Mélange de coups d'éclats, d'échecs cinglants, d'incessantes résurrections professionnelles et de drames personnels, la vie du fondateur d'Apple était de nature à inspirer les esprits romanesques — d'autant plus titillés par son culte maladif du secret et son art consommé d'une communication maîtrisée. Hollywood ne pouvait rester indifférent à cette poule aux œufs, ou plutôt aux pommes d'or.
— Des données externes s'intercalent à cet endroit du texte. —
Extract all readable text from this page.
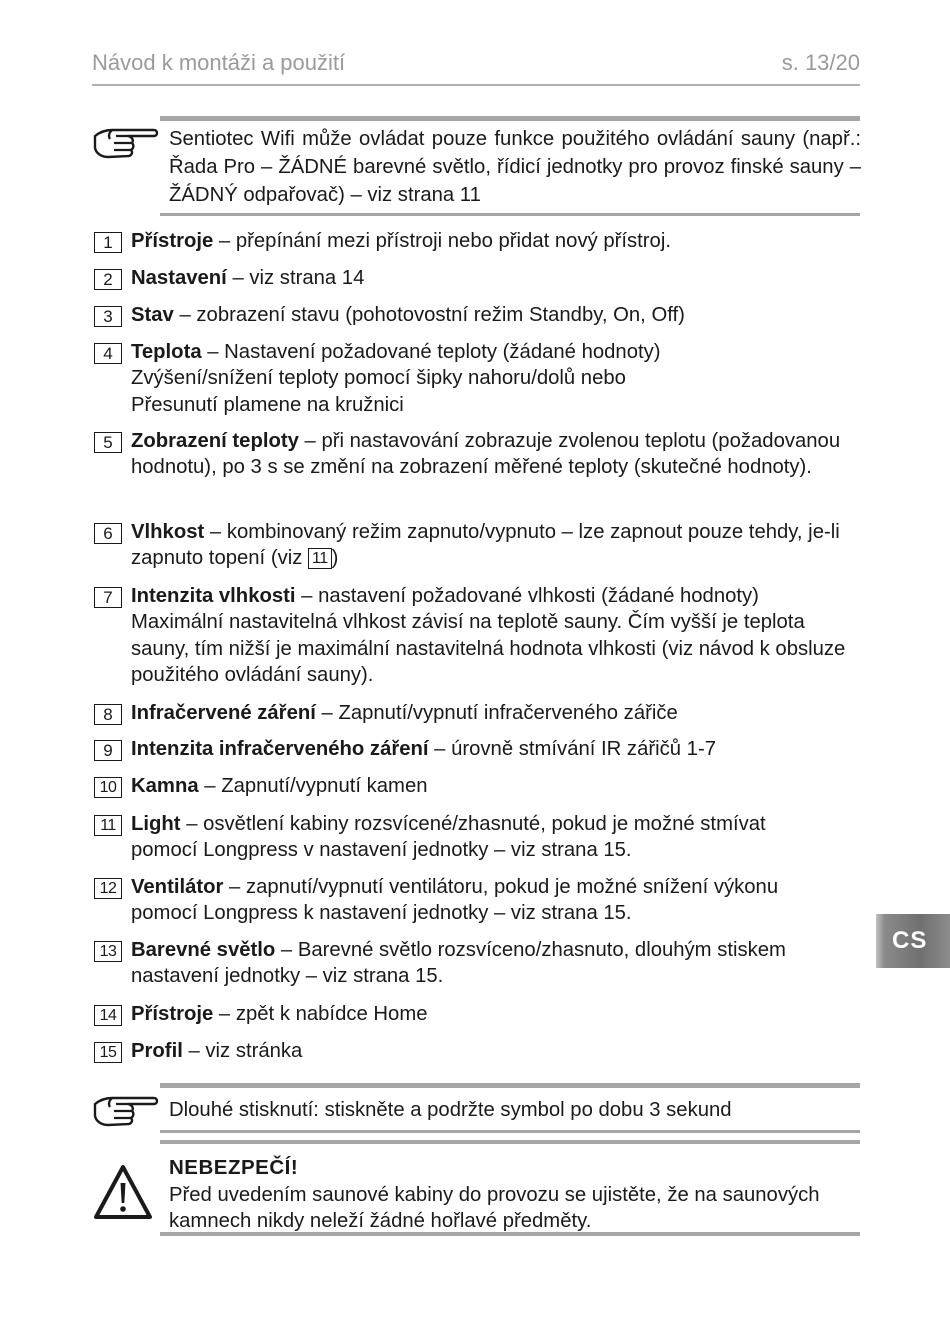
Návod k montáži a použití	s. 13/20
Sentiotec Wifi může ovládat pouze funkce použitého ovládání sauny (např.: Řada Pro – ŽÁDNÉ barevné světlo, řídicí jednotky pro provoz finské sauny – ŽÁDNÝ odpařovač) – viz strana 11
1 Přístroje – přepínání mezi přístroji nebo přidat nový přístroj.
2 Nastavení – viz strana 14
3 Stav – zobrazení stavu (pohotovostní režim Standby, On, Off)
4 Teplota – Nastavení požadované teploty (žádané hodnoty)
Zvýšení/snížení teploty pomocí šipky nahoru/dolů nebo
Přesunutí plamene na kružnici
5 Zobrazení teploty – při nastavování zobrazuje zvolenou teplotu (požadovanou hodnotu), po 3 s se změní na zobrazení měřené teploty (skutečné hodnoty).
6 Vlhkost – kombinovaný režim zapnuto/vypnuto – lze zapnout pouze tehdy, je-li zapnuto topení (viz 11 )
7 Intenzita vlhkosti – nastavení požadované vlhkosti (žádané hodnoty)
Maximální nastavitelná vlhkost závisí na teplotě sauny. Čím vyšší je teplota sauny, tím nižší je maximální nastavitelná hodnota vlhkosti (viz návod k obsluze použitého ovládání sauny).
8 Infračervené záření – Zapnutí/vypnutí infračerveného zářiče
9 Intenzita infračerveného záření – úrovně stmívání IR zářičů 1-7
10 Kamna – Zapnutí/vypnutí kamen
11 Light – osvětlení kabiny rozsvícené/zhasnuté, pokud je možné stmívat pomocí Longpress v nastavení jednotky – viz strana 15.
12 Ventilátor – zapnutí/vypnutí ventilátoru, pokud je možné snížení výkonu pomocí Longpress k nastavení jednotky – viz strana 15.
13 Barevné světlo – Barevné světlo rozsvíceno/zhasnuto, dlouhým stiskem nastavení jednotky – viz strana 15.
14 Přístroje – zpět k nabídce Home
15 Profil – viz stránka
Dlouhé stisknutí: stiskněte a podržte symbol po dobu 3 sekund
NEBEZPEČÍ!
Před uvedením saunové kabiny do provozu se ujistěte, že na saunových kamnech nikdy neleží žádné hořlavé předměty.
CS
Le petit écran fut le premier à s'intéresser au phénomène, avec Les Pirates de la Silicon Valley (1999) de Martyn Burke, tourné juste après le retour gagnant de Jobs aux manettes de la firme de Cupertino. Racontant sur un mode semi-drolatique l'émergence d'une nouvelle industrie, ce téléfilm se centre sur le portrait croisé des deux frères ennemis Bill Gates (Anthony Michael Hall) et Steve Jobs (Noah Wyle, le Dr Carter de la série Urgences). L'orignal apprécia tellement la performance qu'il invita Wyle à l'imiter à ses côtés, sur la scène de l'Apple Expo 2000.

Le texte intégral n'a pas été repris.